Here are the most recent creations:

Peggy did the lovely red shawl but the rest are mine.  We have Merino and other wools, silk, mohair, cotton, llama and alpaca in thick yarns and thin yarns and boucles, commercial and hand spun.  Cool.

The last shawl I'm weaving is made from my very first handspun.  It happens to be all natural colored wool and I've been saving it for years until I could figure out what to do with it.

Your first hand spun is special.  It's usually lumpy and bumpy and overtwisted and understwisted and something you will never be able to make again once you have more experience.  And it's worthy of something wonderful. 

Mittens or a scarf are pretty common but we don't have long enough winters here for me to use them much.  A shawl is actually more useful for me.  Plus the fact that this one is all hand spun and has no dyes, it will be perfect for any time period re-enactment.  I will look stunning in Nov at the Civil War Re-enactment at Liendo Plantation!

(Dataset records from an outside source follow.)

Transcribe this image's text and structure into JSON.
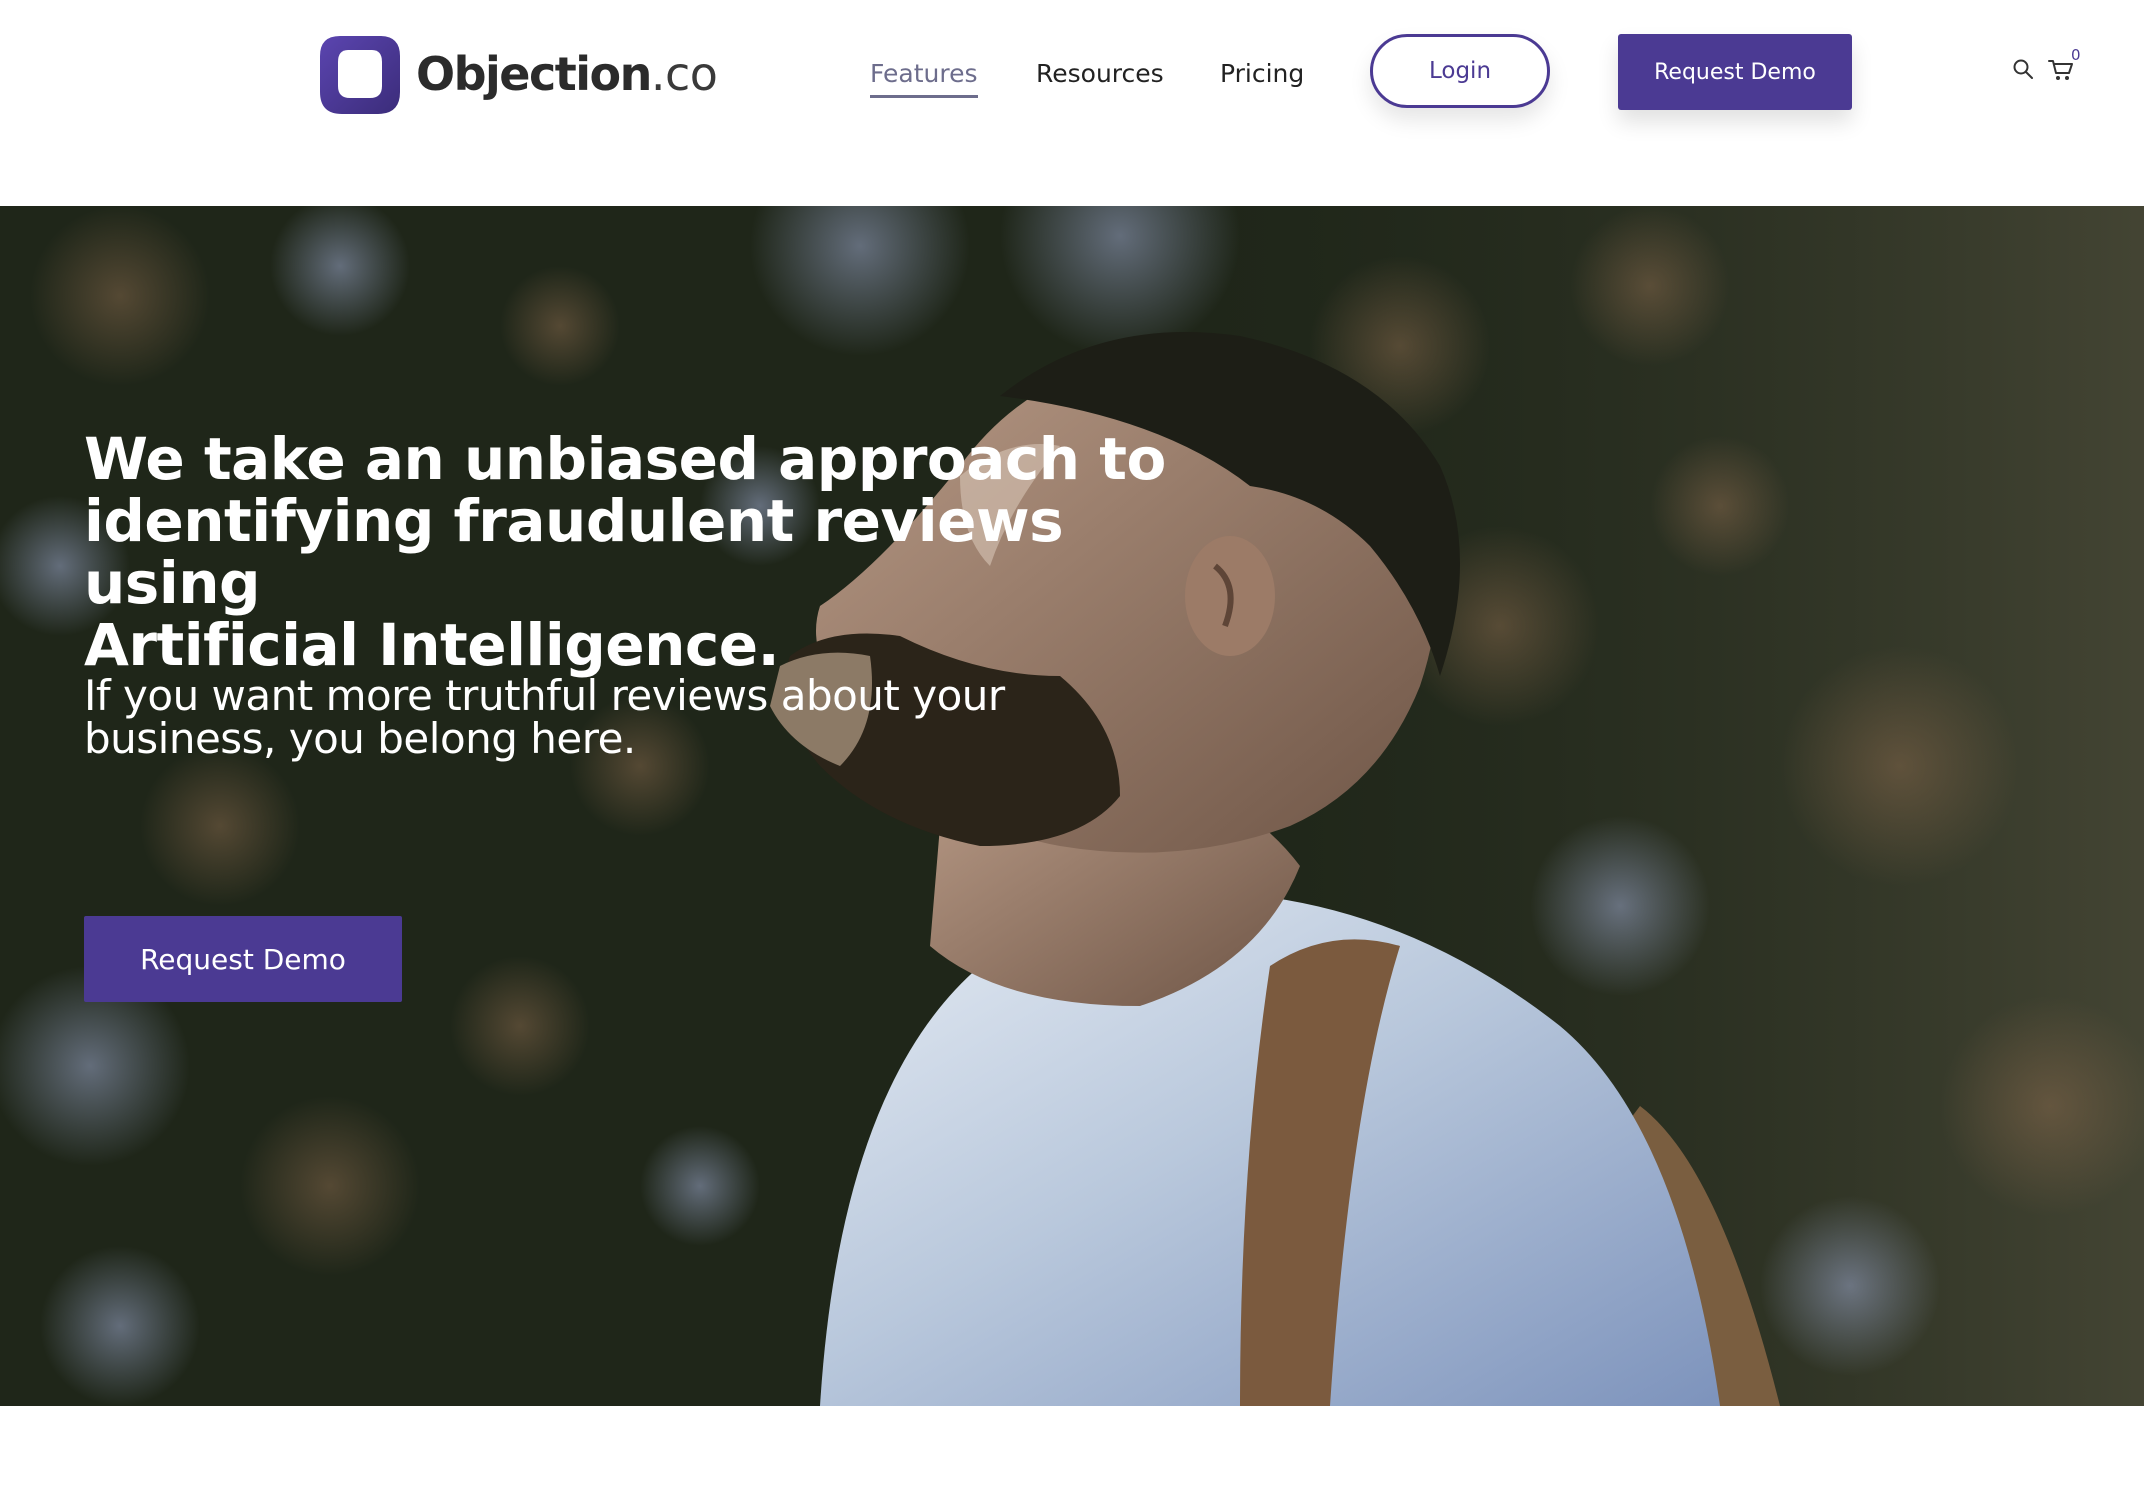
{
  "brand": {
    "name": "Objection",
    "suffix": ".co",
    "icon": "logo-o-icon",
    "color": "#4b3a93"
  },
  "nav": {
    "items": [
      {
        "label": "Features",
        "active": true
      },
      {
        "label": "Resources",
        "active": false
      },
      {
        "label": "Pricing",
        "active": false
      }
    ],
    "login_label": "Login",
    "demo_label": "Request Demo",
    "search_icon": "search-icon",
    "cart_icon": "cart-icon",
    "cart_count": "0"
  },
  "hero": {
    "title_lines": [
      "We take an unbiased approach to",
      "identifying fraudulent reviews using",
      "Artificial Intelligence."
    ],
    "subtitle_lines": [
      "If you want more truthful reviews about your",
      "business, you belong here."
    ],
    "cta_label": "Request Demo",
    "background": "photo of a bearded man with a backpack looking up in a forest"
  },
  "colors": {
    "accent": "#4b3a93",
    "active_nav": "#6d6d8c",
    "text": "#222222"
  }
}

So the shawl from my first hand spun yarn won't be for sale but the others are slowly making their way to the website.  Come and take a look at them!  Peggy has now put me on shawl-probation.  We have three shows coming up in April and June and have no kitchen towels for sale.... None.  As soon as I finish up this last shawl it's back to the Gilmore and more towels.  Not a bad thing at all.  I love kitchen towels...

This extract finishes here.